Gorka Merchán ha reunido en su debut en la dirección a un elenco inmejorable para poner sobre el tapete una historia valiente que escenifica el terrible conflicto vasco en todas sus vertientes. Tras una ausencia de diez años, Txomin Garay (el siempre eficiente Carmelo Gómez) empresario amenazado por ETA regresa a Euskadi desde Argentina con su familia. Su tierra no ha cambiado mucho desde entonces, así que Txomin deberá hacer frente a conflictos familiares en medio de un entorno hostil. Para poder cerrar heridas aún abiertas, nuestro protagonista deberá cumplir la promesa que le pide su hermano: cuidar a su sobrino (Juan José Ballesta, estrella juvenil gracias a Planta 4ª o 7 vírgenes) un joven captado por la izquierda abertzale.

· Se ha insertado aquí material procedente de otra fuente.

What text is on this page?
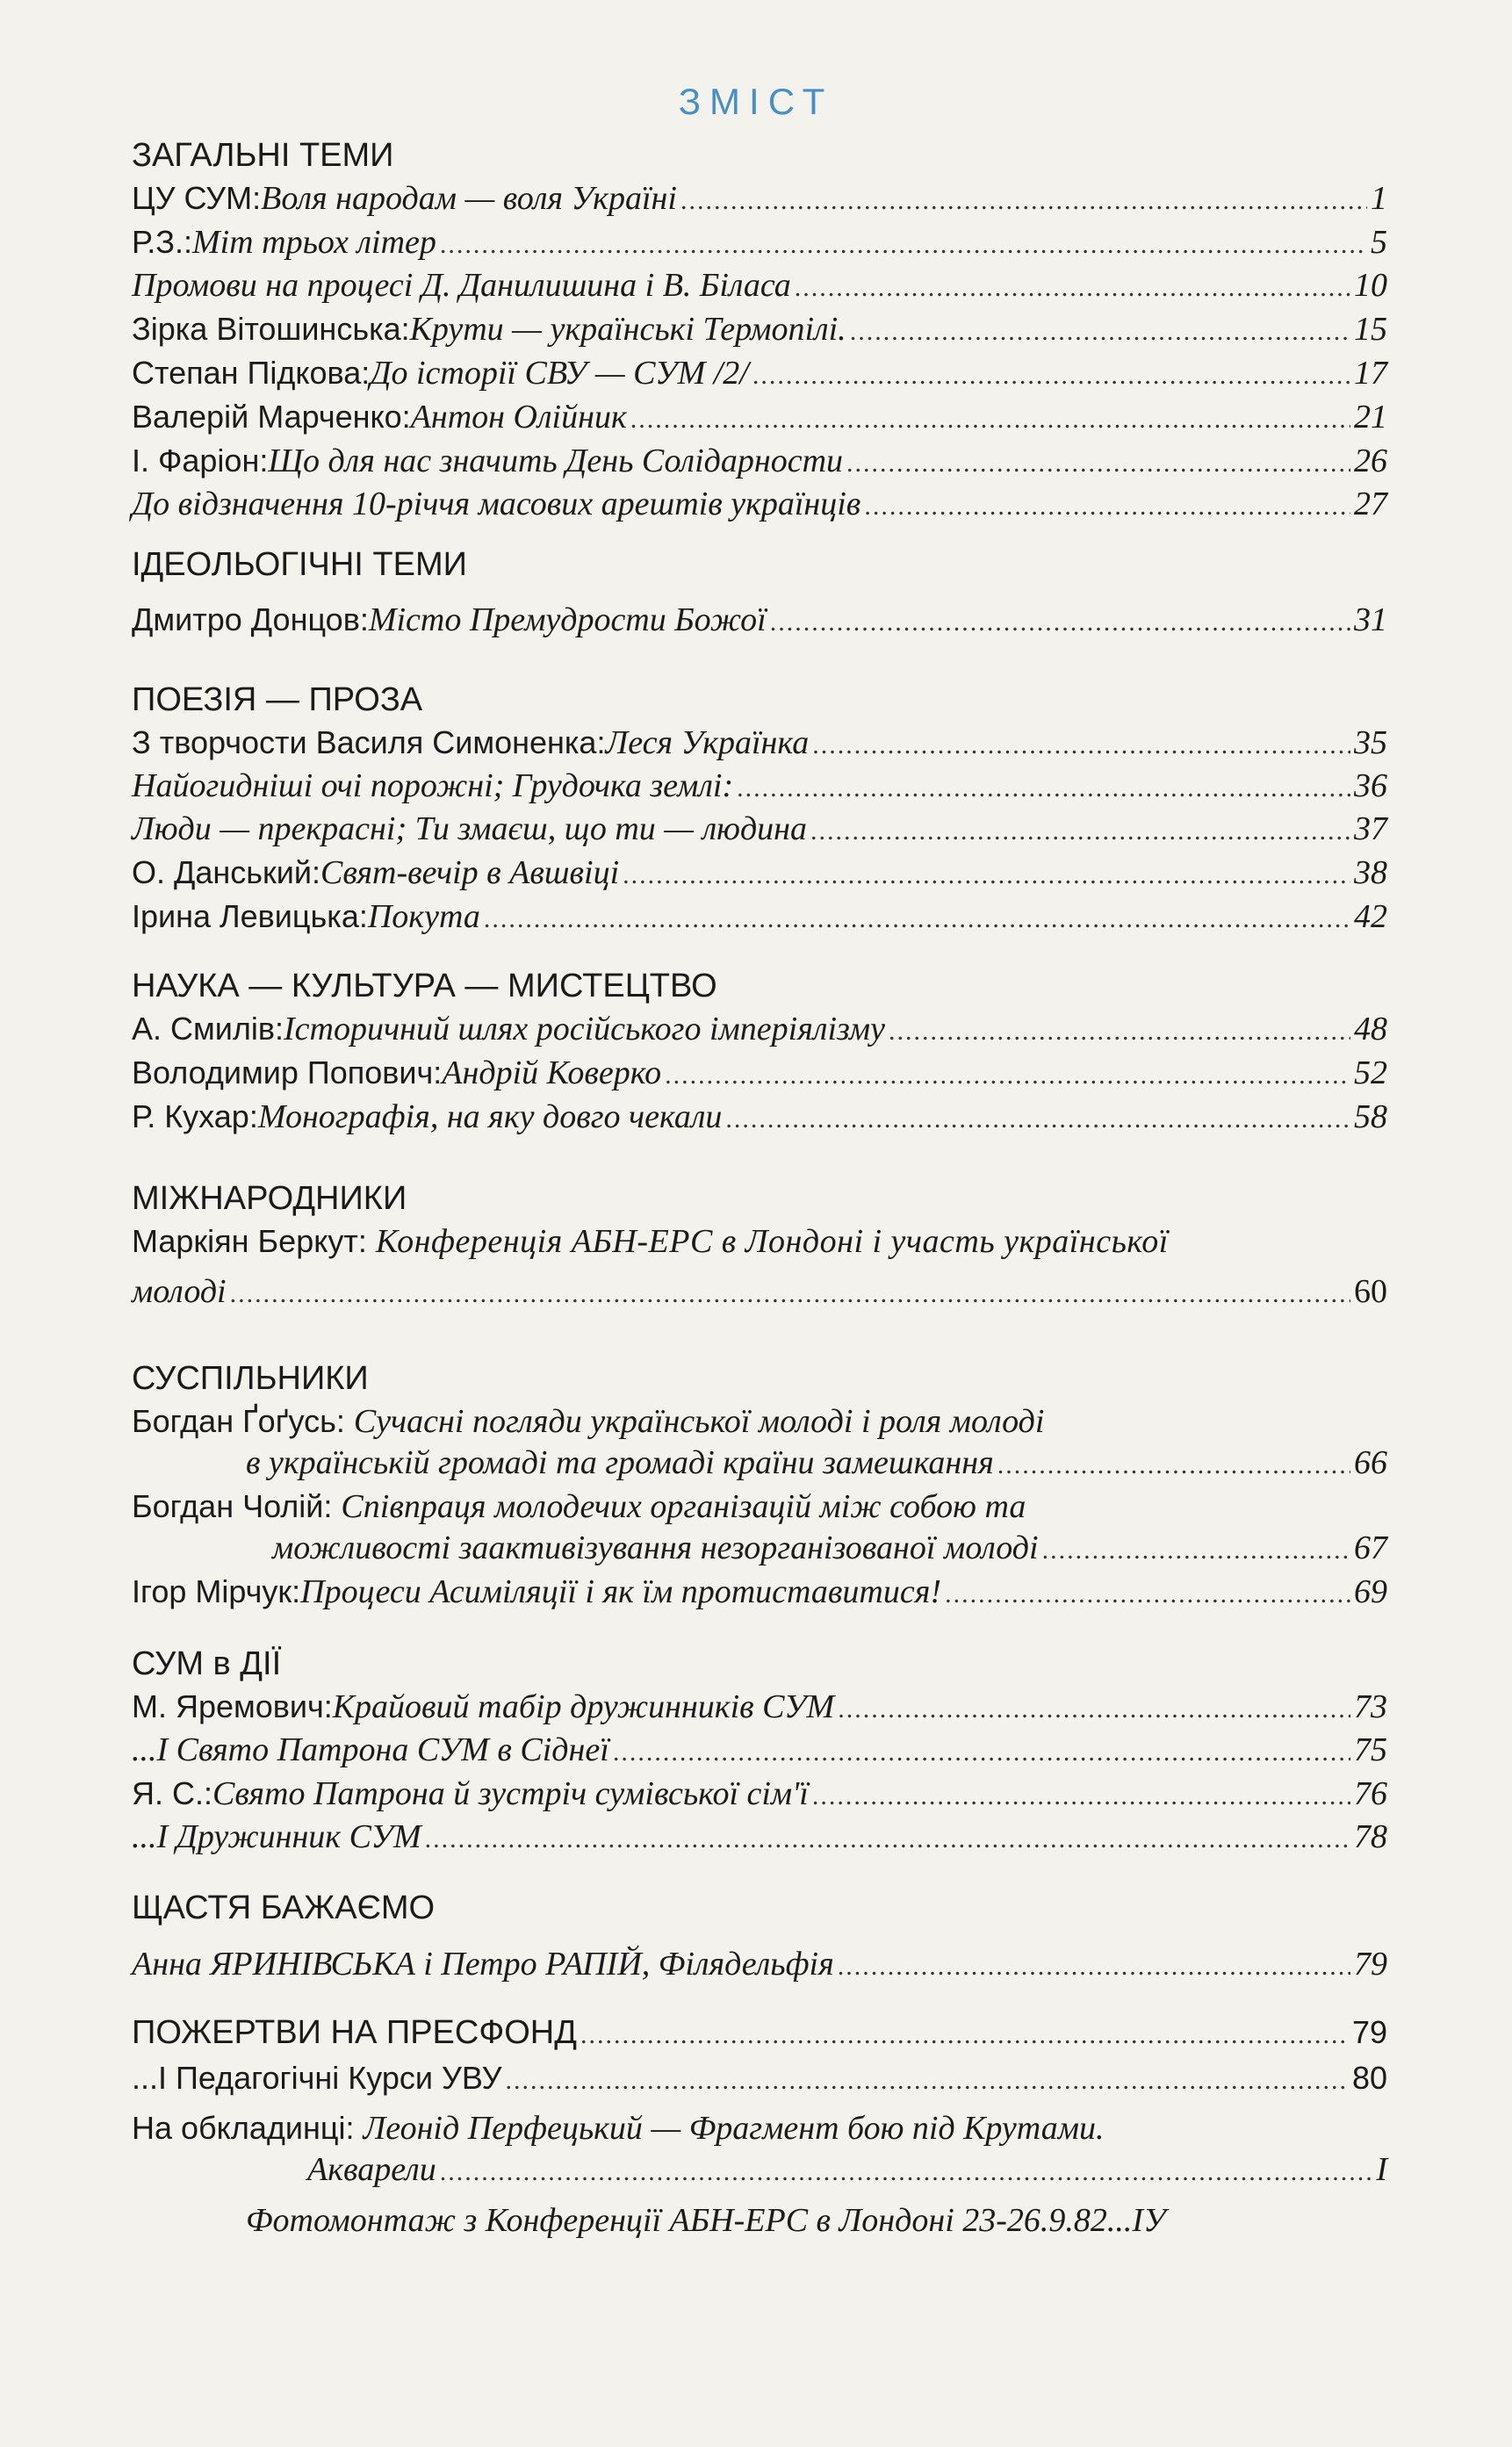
ЗМІСТ
ЗАГАЛЬНІ ТЕМИ
ЦУ СУМ: Воля народам — воля Україні .....	1
Р.З.: Міт трьох літер .....	5
Промови на процесі Д. Данилишина і В. Біласа .....	10
Зірка Вітошинська: Крути — українські Термопілі. .....	15
Степан Підкова: До історії СВУ — СУМ /2/ .....	17
Валерій Марченко: Антон Олійник .....	21
І. Фаріон: Що для нас значить День Солідарности .....	26
До відзначення 10-річчя масових арештів українців .....	27
ІДЕОЛЬОГІЧНІ ТЕМИ
Дмитро Донцов: Місто Премудрости Божої .....	31
ПОЕЗІЯ — ПРОЗА
З творчости Василя Симоненка: Леся Українка .....	35
Найогидніші очі порожні; Грудочка землі: .....	36
Люди — прекрасні; Ти змаєш, що ти — людина .....	37
О. Данський: Свят-вечір в Авшвіці .....	38
Ірина Левицька: Покута .....	42
НАУКА — КУЛЬТУРА — МИСТЕЦТВО
А. Смилів: Історичний шлях російського імперіялізму .....	48
Володимир Попович: Андрій Коверко .....	52
Р. Кухар: Монографія, на яку довго чекали .....	58
МІЖНАРОДНИКИ
Маркіян Беркут: Конференція АБН-ЕРС в Лондоні і участь української
молоді .....	60
СУСПІЛЬНИКИ
Богдан Ґоґусь: Сучасні погляди української молоді і роля молоді
в українській громаді та громаді країни замешкання .....	66
Богдан Чолій: Співпраця молодечих організацій між собою та
можливості заактивізування незорганізованої молоді .....	67
Ігор Мірчук: Процеси Асиміляції і як їм протиставитися! .....	69
СУМ в ДІЇ
М. Яремович: Крайовий табір дружинників СУМ .....	73
...І Свято Патрона СУМ в Сіднеї .....	75
Я. С.: Свято Патрона й зустріч сумівської сім'ї .....	76
...І Дружинник СУМ .....	78
ЩАСТЯ БАЖАЄМО
Анна ЯРИНІВСЬКА і Петро РАПІЙ, Філядельфія .....	79
ПОЖЕРТВИ НА ПРЕСФОНД .....	79
...І Педагогічні Курси УВУ .....	80
На обкладинці: Леонід Перфецький — Фрагмент бою під Крутами.
Акварели .....	I
Фотомонтаж з Конференції АБН-ЕРС в Лондоні 23-26.9.82...ІУ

La casa de mi padre plantea situaciones cercanas que, sin embargo, cuesta digerir, como son los diferentes puntos de vista sobre el problema vasco dentro de una misma familia. Su director aborda el espinoso tema intentando dilucidar las motivaciones que llevan a ciertas personas a matar por una ideología política. Con esta idea, Gorka Merchán enfatiza el sufrimiento de las víctimas que se ven sometidas a la ausencia de libertad, siempre pendientes de si acabarán con un tiro en la cabeza. Desde el otro lado de la alambrada, el dolor que sienten las víctimas de los terroristas también tienen cabida en sus fotogramas, dando así por sentado que no todo tiene porqué ser blanco o negro. No obstante, el rechazo de la violencia no deja lugar a dudas tras el visionado de la cinta.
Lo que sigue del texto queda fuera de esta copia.